Tinybird Customer Story

LocalStack uses Tinybird to analyze 100,000+ instances in realtime

“We had some audacious goals for our product which we thought were unattainable with our capacity at the time. Tinybird made it possible.”

Thomas Rausch  - Co-founder of LocalStack

3.9B

Processed per month

~6.6 TB

Requests per day

1

About LocalStack

Tens of thousands of developers use LocalStack as part of their local development workflow or in automated CI pipelines. Using LocalStack, developers can spin up a light but fully featured cloud stack on their local machine that provides the same functionality and APIs as if they were developing in a real AWS cloud environment. If you rely on real AWS accounts just for testing, you should definitely give LocalStack a try!

2

Big goals... and an infrastructure problem

LocalStack wanted to let their users see the real-time history of API calls made within their instance so that they can make sense of how their cloud applications interact with the AWS API. Likewise, LocalStack wanted to anonymize and aggregate that data so they could better understand how their own product was being used. To do so, they built a simple data pipeline on top of their client usage data using a self-hosted MySQL database.

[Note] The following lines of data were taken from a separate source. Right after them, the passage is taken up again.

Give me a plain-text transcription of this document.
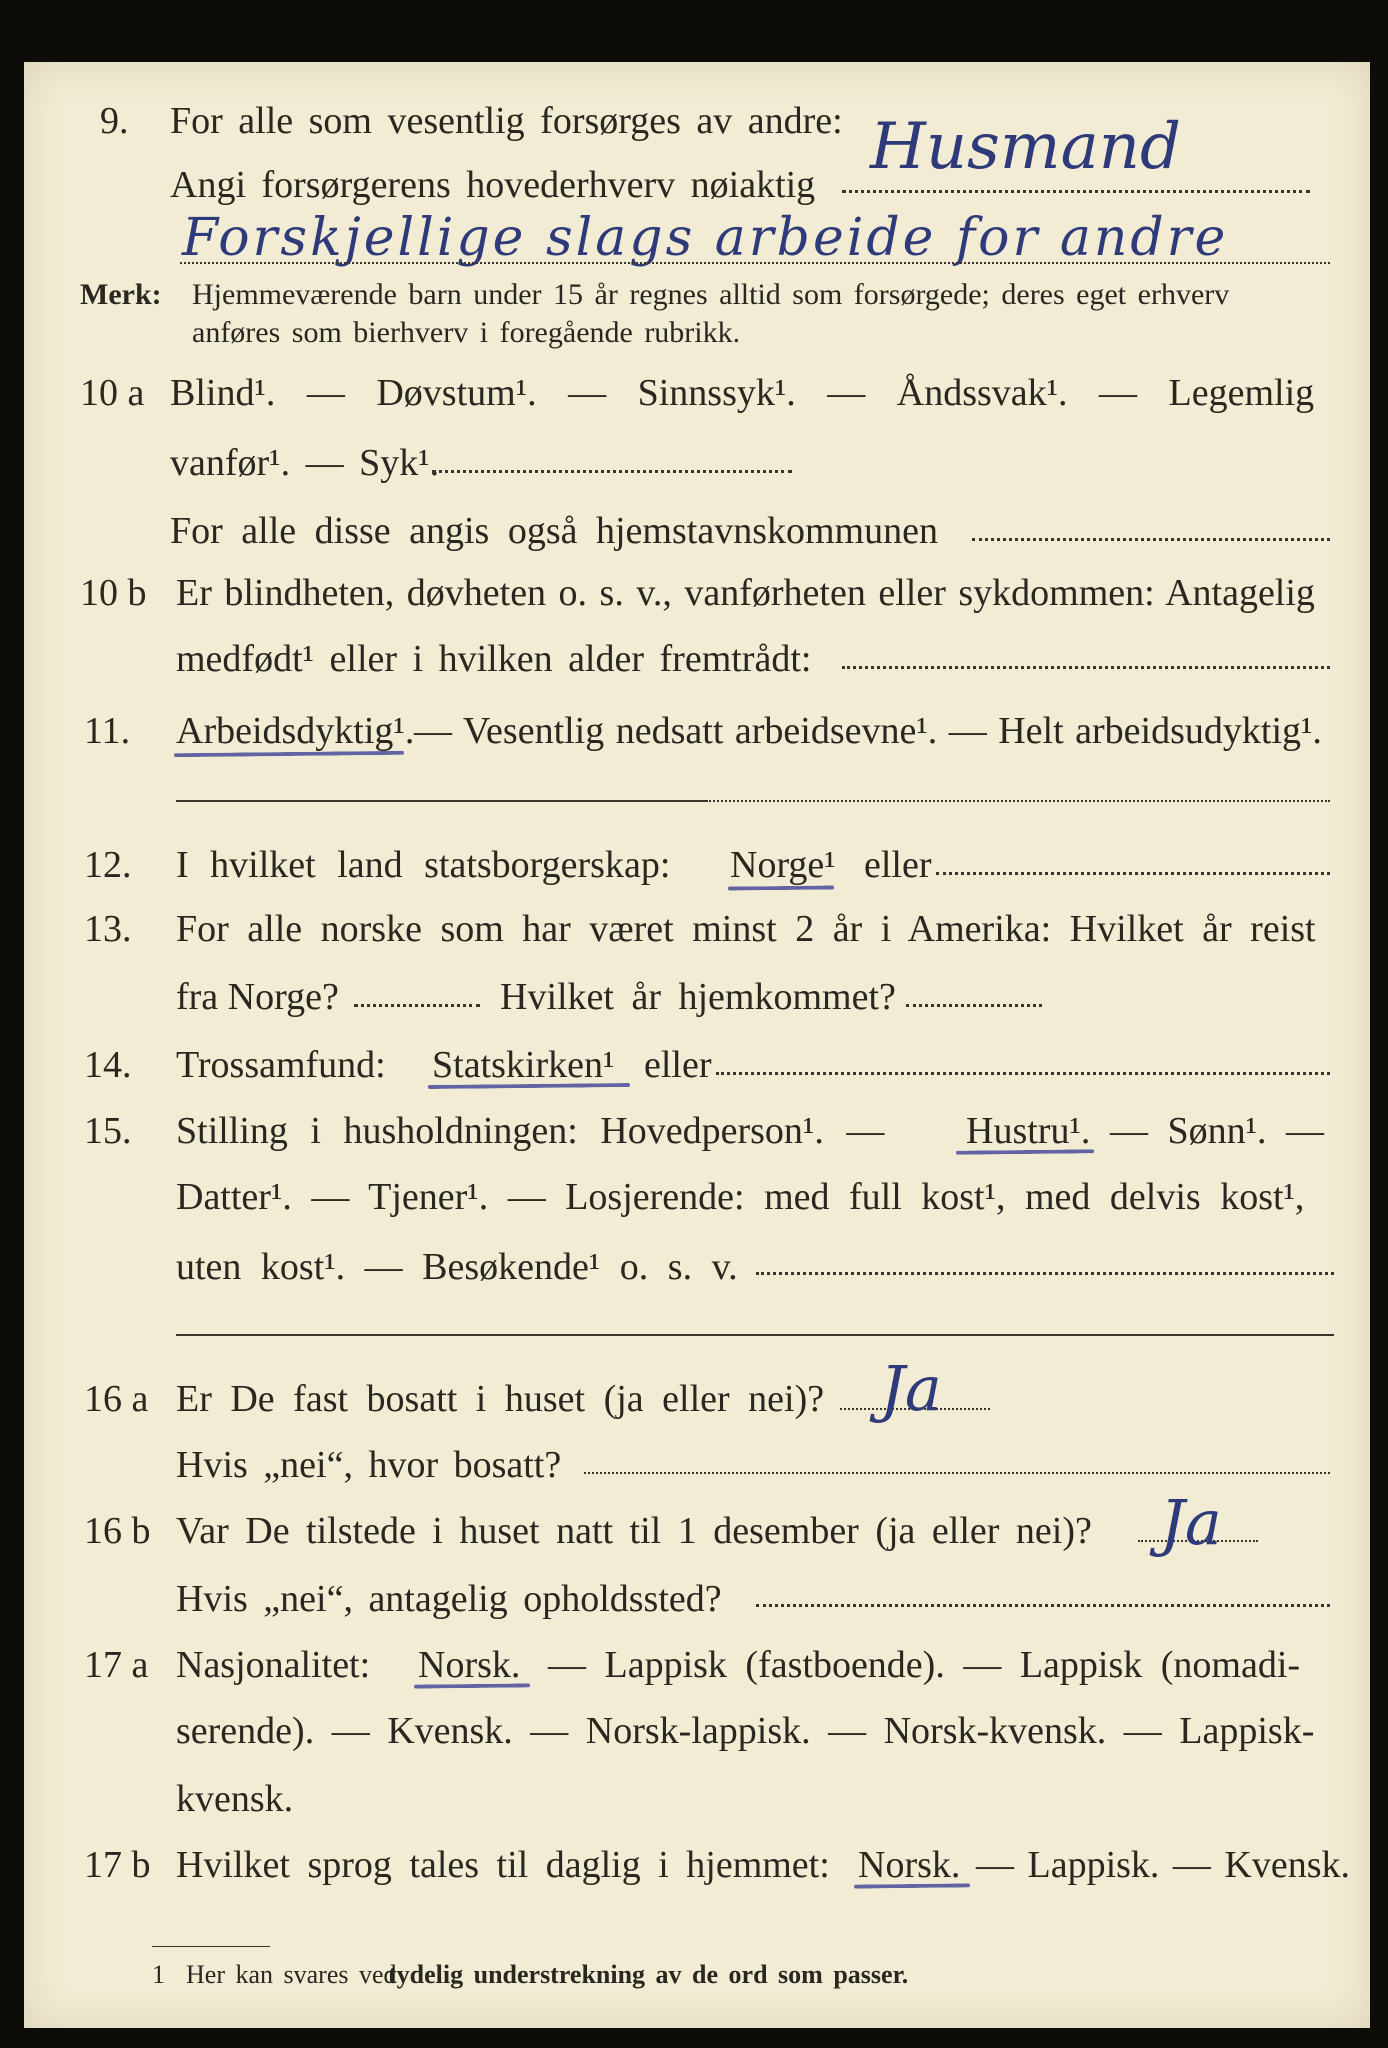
9. For alle som vesentlig forsørges av andre:
Angi forsørgerens hovederhverv nøiaktig
Husmand
Forskjellige slags arbeide for andre
Merk: Hjemmeværende barn under 15 år regnes alltid som forsørgede; deres eget erhverv
anføres som bierhverv i foregående rubrikk.
10 a Blind¹. — Døvstum¹. — Sinnssyk¹. — Åndssvak¹. — Legemlig
vanfør¹. — Syk¹.
For alle disse angis også hjemstavnskommunen
10 b Er blindheten, døvheten o. s. v., vanførheten eller sykdommen: Antagelig
medfødt¹ eller i hvilken alder fremtrådt:
11. Arbeidsdyktig¹. — Vesentlig nedsatt arbeidsevne¹. — Helt arbeidsudyktig¹.
12. I hvilket land statsborgerskap: Norge¹ eller
13. For alle norske som har været minst 2 år i Amerika: Hvilket år reist
fra Norge?	Hvilket år hjemkommet?
14. Trossamfund: Statskirken¹ eller
15. Stilling i husholdningen: Hovedperson¹. — Hustru¹. — Sønn¹. —
Datter¹. — Tjener¹. — Losjerende: med full kost¹, med delvis kost¹,
uten kost¹. — Besøkende¹ o. s. v.
16 a Er De fast bosatt i huset (ja eller nei)? Ja
Hvis „nei“, hvor bosatt?
16 b Var De tilstede i huset natt til 1 desember (ja eller nei)? Ja
Hvis „nei“, antagelig opholdssted?
17 a Nasjonalitet: Norsk. — Lappisk (fastboende). — Lappisk (nomadi-
serende). — Kvensk. — Norsk-lappisk. — Norsk-kvensk. — Lappisk-
kvensk.
17 b Hvilket sprog tales til daglig i hjemmet: Norsk. — Lappisk. — Kvensk.
1 Her kan svares ved
tydelig understrekning av de ord som passer.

In the early days, this worked fine. But as the company and their user base grew to where it is now (10,000+ devs and 100,000+ instances), the database quickly became a serious bottleneck. The usage dashboard that customers relied on was taking several seconds to load, and the queries they used to aggregate data for their internal goals started to max out their infrastructure. 

On top of that, LocalStack had a huge goal to open up anonymized telemetry recording for their open source product, which meant adding data from hundreds of thousands more machines to their data pipeline. The volume of data they’d add from their open source product was orders of magnitude higher than what they were already dealing with, and it was clear that their existing MySQL infrastructure wasn't going to keep up. There was simply no room to scale.

3

All the products in one realtime view

Thomas Rausch, Co-Founder at LocalStack, rallied his team to find performant ways to build the next iteration of their data analytics infrastructure. They wanted a solution that would scale out of the box, serve aggregation queries at low latency, and, importantly, allow for an easy and painless migration off of their existing pipeline. This is when they found Tinybird. They were able to migrate from their old database to Tinybird simply by exporting CSV files. The data was in Tinybird in seconds. Literally. 

After the initial migration, Thomas and the team still had to reconcile data coming from older instances of LocalStack which were still sending events in a format that was tailored to their old MySQL database. Using Tinybird, they built a managed connector that separated sessions and events, so that they could combine cold data and hot data, all in real-time. Tinybird’s “ingest > transform > expose” data flow made it a breeze to develop these migrations, which worked both for batch and realtime data. Now, all events are formatted uniformly in a single view, so the team can see how instances across all their products perform.

4

Tinybird is a perfect tool for small, fast teams

The best part for Thomas? He was able to build scalable data pipelines using Tinybird on his own before they had even hired any dedicated data engineers. With Tinybird in place he’s able to focus purely on improving the product. He’s seen Tinybird helps startups with small teams scale their data products, without the typical complexity. Since implementing Tinybird, they’ve combined product usage metrics from their internal operational data with GitHub issues raised by customers, for a better understanding of where to direct engineering resources. They’ve even taken it one step further, and use that same analytics infrastructure to identify product errors in realtime - before the customer even needs to report them.

Since implementation, the team has been exploring using Tinybird to provide more fine-grained in-product analytics to their customers. In the coming months, they expect to serve way more analytics data to customers through their dashboards, which enables tracing and observability of cloud applications that run on LocalStack, and help optimize applications before they are deployed to the cloud.

For developers

1

How is data ingested?

Using a combination of Tinybird’s Data Source & Events APIs, and managed AWS services. Data is streamed into AWS Kinesis and then batched using AWS Lambda into Tinybird. Some of the data is materialized on ingest, some of it is queried raw.

2

How is data exposed?

LocalStack team builds API endpoints in Tinybird using just SQL. They then consume these endpoints from both their user-facing application as well as internal systems for operational intelligence.They also use Redash and the Tinybird plugin they implemented for observability.

3

How does LocalStack take advantage of real-time analytics?

They use Tinybird to collect telemetry data from their clients, operational data from their infrastructure, as well as business analytics data from their backends. Data can be processed and queried in real-time allowing them to react to critical changes in a matter of seconds, or run long-running aggregations for monthly reports.